New Law Bans Toys in Happy Meals


San Francisco getting closer to banning toys from being given away with most fast foods and if it passes, McDonald’s will not be able to include toys in its Happy Meals unless they contain foods such as apples and carrots instead of hamburgers and fries.

Under the ruling, scheduled to take effect in December 2011, San Francisco restaurants will be allowed to include a toy with a meal only if the food and drink in the meal contain fewer than 600 calories, less than 640 milligrams of sodium and if less than 35 per cent of the calories are derived from fat (less than 10 per cent from saturated fat), except for fat contained in nuts, seeds, eggs or low-fat cheese.

McDonald's disappointed by Happy Meals toy ban decision

We are extremely disappointed with this decision. It's not what our customers want, nor is it something they asked for," McDonald's spokeswoman Danya Proud said in a statement Wednesday. "Public opinion continues to be overwhelmingly against this misguided legislation. Parents tell us it's their right and responsibility, not the government's, to ... to choose what's right for their children. We are extremely proud of our Happy Meals which give our youngest guests wholesome food and toys of the highest quality. Getting a toy with a kid's meal is just one part of a fun, family experience at McDonald's."

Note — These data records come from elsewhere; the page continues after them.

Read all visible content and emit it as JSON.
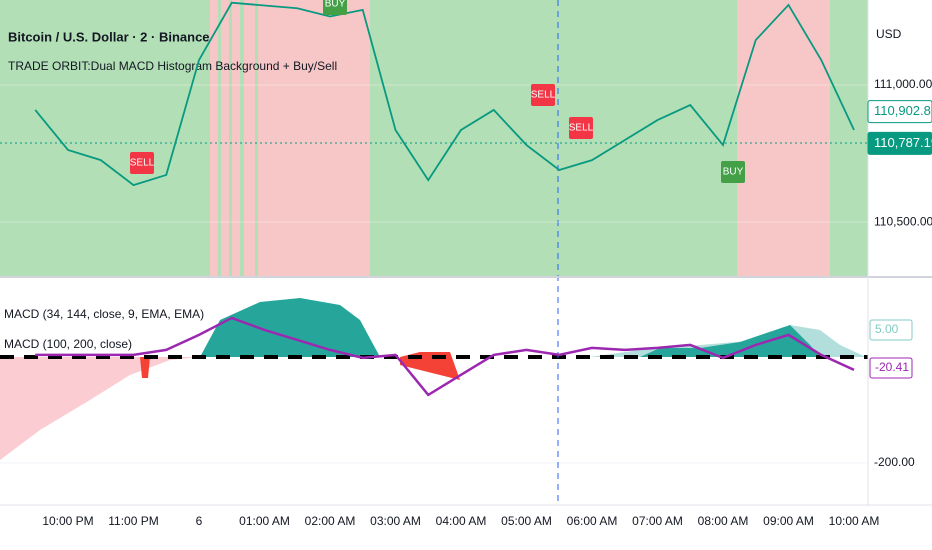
{
  "chart_data": {
    "type": "line",
    "title": "Bitcoin / U.S. Dollar · 2 · Binance",
    "subtitle": "TRADE ORBIT:Dual MACD Histogram Background + Buy/Sell",
    "annotations": [
      "MACD (100, 200, close)"
    ],
    "currency_label": "USD",
    "categories": [
      null,
      "10:00 PM",
      null,
      "11:00 PM",
      null,
      "6",
      null,
      "01:00 AM",
      null,
      "02:00 AM",
      null,
      "03:00 AM",
      null,
      "04:00 AM",
      null,
      "05:00 AM",
      null,
      "06:00 AM",
      null,
      "07:00 AM",
      null,
      "08:00 AM",
      null,
      "09:00 AM",
      null,
      "10:00 AM"
    ],
    "series": [
      {
        "name": "Bitcoin / U.S. Dollar · 2 · Binance",
        "color": "#089981",
        "values": [
          110909,
          110763,
          110726,
          110635,
          110672,
          111091,
          111300,
          111290,
          111280,
          111250,
          111274,
          110836,
          110653,
          110836,
          110909,
          110781,
          110690,
          110726,
          110799,
          110872,
          110927,
          110781,
          111164,
          111292,
          111091,
          110836
        ]
      },
      {
        "name": "MACD (34, 144, close, 9, EMA, EMA)",
        "color": "#9c27b0",
        "axis": "y2",
        "values": [
          -33.5,
          -33.5,
          -33.5,
          -33.5,
          -25.8,
          -2.7,
          23.5,
          5,
          -10.4,
          -25.8,
          -38.1,
          -33.5,
          -95.2,
          -64.3,
          -33.5,
          -25.8,
          -33.5,
          -22.7,
          -25.8,
          -22.7,
          -18.1,
          -38.1,
          -18.1,
          -2.7,
          -33.5,
          -56.6
        ]
      }
    ],
    "ylim": [
      110307,
      111310
    ],
    "yticks": [
      {
        "value": 111000,
        "label": "111,000.00"
      },
      {
        "value": 110500,
        "label": "110,500.00"
      }
    ],
    "price_labels": [
      {
        "value": 110902.82,
        "label": "110,902.82"
      },
      {
        "value": 110787.19,
        "label": "110,787.19"
      }
    ],
    "y2lim": [
      -265,
      82
    ],
    "y2ticks": [
      {
        "value": -200,
        "label": "-200.00"
      }
    ],
    "macd_badges": [
      "5.00",
      "-20.41"
    ],
    "signals": [
      "BUY",
      "SELL",
      "SELL",
      "SELL",
      "BUY"
    ],
    "grid": true
  }
}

What McDonalds may not understand is that obesity in children is significant public health problems in the United States. The number of adolescents who are overweight has tripled. Being overweight during childhood and adolescence increases the risk of developing high cholesterol, hypertension, respiratory ailments, orthopedic problems, depression and type 2 diabetes. It cost Americans billions of dollars and government needs to step in and help.

The man who sponsored the measure, San Francisco Supervisor Eric Mar, says the aim of the ban is to promote healthy eating habits while combating childhood obesity. He calls the move "a challenge to the restaurant industry to think about children's health first."

"This is a tremendous victory for our children's health. Our children are sick. Rates of obesity in San Francisco are disturbingly high, especially among children of color," said Mar.

Mar said that right wouldn't be taken away. Toys, he noted, still would be allowed in meals that meet the healthier nutritional guidelines. "It's not a ban; it's an incentive," Mar said.